From this effort, we “guesstimate” that we registered over 1600 new voters. In addition, we were able to distribute an educational brochure, produce and hang over one-hundred 4' x 2' red, white and blue signs on utility poles throughout the city of Benton Harbor., and support and staff a phone bank which became active the weekend before the election and throughout the day on November 2nd.
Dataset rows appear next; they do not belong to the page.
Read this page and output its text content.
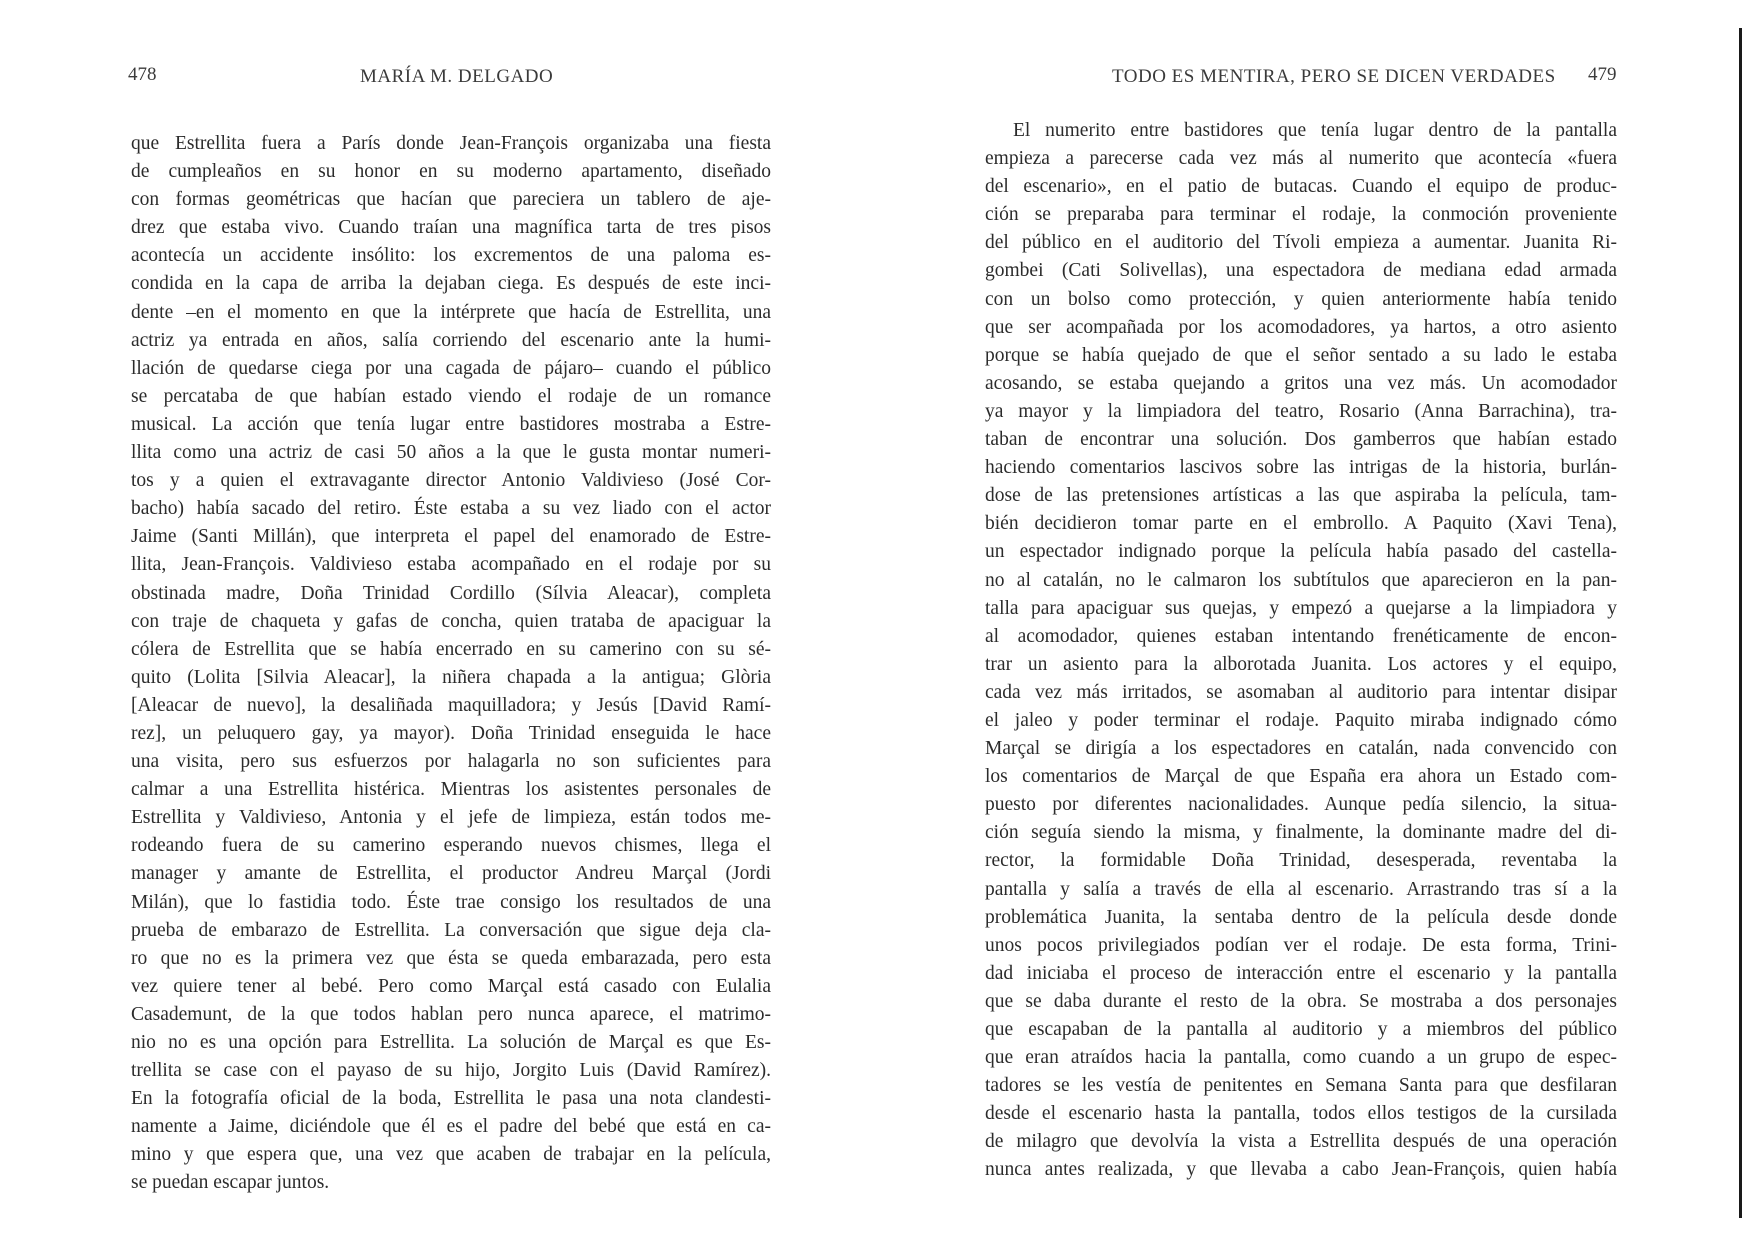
478	MARÍA M. DELGADO
que Estrellita fuera a París donde Jean-François organizaba una fiesta
de cumpleaños en su honor en su moderno apartamento, diseñado
con formas geométricas que hacían que pareciera un tablero de aje-
drez que estaba vivo. Cuando traían una magnífica tarta de tres pisos
acontecía un accidente insólito: los excrementos de una paloma es-
condida en la capa de arriba la dejaban ciega. Es después de este inci-
dente –en el momento en que la intérprete que hacía de Estrellita, una
actriz ya entrada en años, salía corriendo del escenario ante la humi-
llación de quedarse ciega por una cagada de pájaro– cuando el público
se percataba de que habían estado viendo el rodaje de un romance
musical. La acción que tenía lugar entre bastidores mostraba a Estre-
llita como una actriz de casi 50 años a la que le gusta montar numeri-
tos y a quien el extravagante director Antonio Valdivieso (José Cor-
bacho) había sacado del retiro. Éste estaba a su vez liado con el actor
Jaime (Santi Millán), que interpreta el papel del enamorado de Estre-
llita, Jean-François. Valdivieso estaba acompañado en el rodaje por su
obstinada madre, Doña Trinidad Cordillo (Sílvia Aleacar), completa
con traje de chaqueta y gafas de concha, quien trataba de apaciguar la
cólera de Estrellita que se había encerrado en su camerino con su sé-
quito (Lolita [Silvia Aleacar], la niñera chapada a la antigua; Glòria
[Aleacar de nuevo], la desaliñada maquilladora; y Jesús [David Ramí-
rez], un peluquero gay, ya mayor). Doña Trinidad enseguida le hace
una visita, pero sus esfuerzos por halagarla no son suficientes para
calmar a una Estrellita histérica. Mientras los asistentes personales de
Estrellita y Valdivieso, Antonia y el jefe de limpieza, están todos me-
rodeando fuera de su camerino esperando nuevos chismes, llega el
manager y amante de Estrellita, el productor Andreu Marçal (Jordi
Milán), que lo fastidia todo. Éste trae consigo los resultados de una
prueba de embarazo de Estrellita. La conversación que sigue deja cla-
ro que no es la primera vez que ésta se queda embarazada, pero esta
vez quiere tener al bebé. Pero como Marçal está casado con Eulalia
Casademunt, de la que todos hablan pero nunca aparece, el matrimo-
nio no es una opción para Estrellita. La solución de Marçal es que Es-
trellita se case con el payaso de su hijo, Jorgito Luis (David Ramírez).
En la fotografía oficial de la boda, Estrellita le pasa una nota clandesti-
namente a Jaime, diciéndole que él es el padre del bebé que está en ca-
mino y que espera que, una vez que acaben de trabajar en la película,
se puedan escapar juntos.
TODO ES MENTIRA, PERO SE DICEN VERDADES 479
El numerito entre bastidores que tenía lugar dentro de la pantalla
empieza a parecerse cada vez más al numerito que acontecía «fuera
del escenario», en el patio de butacas. Cuando el equipo de produc-
ción se preparaba para terminar el rodaje, la conmoción proveniente
del público en el auditorio del Tívoli empieza a aumentar. Juanita Ri-
gombei (Cati Solivellas), una espectadora de mediana edad armada
con un bolso como protección, y quien anteriormente había tenido
que ser acompañada por los acomodadores, ya hartos, a otro asiento
porque se había quejado de que el señor sentado a su lado le estaba
acosando, se estaba quejando a gritos una vez más. Un acomodador
ya mayor y la limpiadora del teatro, Rosario (Anna Barrachina), tra-
taban de encontrar una solución. Dos gamberros que habían estado
haciendo comentarios lascivos sobre las intrigas de la historia, burlán-
dose de las pretensiones artísticas a las que aspiraba la película, tam-
bién decidieron tomar parte en el embrollo. A Paquito (Xavi Tena),
un espectador indignado porque la película había pasado del castella-
no al catalán, no le calmaron los subtítulos que aparecieron en la pan-
talla para apaciguar sus quejas, y empezó a quejarse a la limpiadora y
al acomodador, quienes estaban intentando frenéticamente de encon-
trar un asiento para la alborotada Juanita. Los actores y el equipo,
cada vez más irritados, se asomaban al auditorio para intentar disipar
el jaleo y poder terminar el rodaje. Paquito miraba indignado cómo
Marçal se dirigía a los espectadores en catalán, nada convencido con
los comentarios de Marçal de que España era ahora un Estado com-
puesto por diferentes nacionalidades. Aunque pedía silencio, la situa-
ción seguía siendo la misma, y finalmente, la dominante madre del di-
rector, la formidable Doña Trinidad, desesperada, reventaba la
pantalla y salía a través de ella al escenario. Arrastrando tras sí a la
problemática Juanita, la sentaba dentro de la película desde donde
unos pocos privilegiados podían ver el rodaje. De esta forma, Trini-
dad iniciaba el proceso de interacción entre el escenario y la pantalla
que se daba durante el resto de la obra. Se mostraba a dos personajes
que escapaban de la pantalla al auditorio y a miembros del público
que eran atraídos hacia la pantalla, como cuando a un grupo de espec-
tadores se les vestía de penitentes en Semana Santa para que desfilaran
desde el escenario hasta la pantalla, todos ellos testigos de la cursilada
de milagro que devolvía la vista a Estrellita después de una operación
nunca antes realizada, y que llevaba a cabo Jean-François, quien había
This was an incredible learning experience for us and the community, and has laid the foundation for continued involvement of the Fellowship in Benton Harbor, as well as an increase in citizen involvement in the revitalization of the city. This MLK Day, VIA is developing a program to build on the newly registered voter base by continuing voter education efforts, increase voter turnout at local elections, and let Benton Harbor announce to the county, state and country: “We are a Voting Community!” We at CO/SA are very proud to be part of a religious community that supports and works for a democracy that encourages total citizen involvement.

Carrie L. Stewart

SouthWest Unitarian Universalist Conference Racial Justice & Diversity Task Force Chair and member, Live Oak UU Church, Cedar Park, TX

Our congregation is involved in an interfaith activity called Hands On Housing where our volunteers fix up substandard houses for typically poor, elderly people of color folks in East Austin.

On the district level, the Racial Justice and Diversity Task Force which I now chair has hosted some compelling speakers at our district conference, most recently (former InterWeave President) Susan Gore talking about the JUUst Change Social Justice consultancy.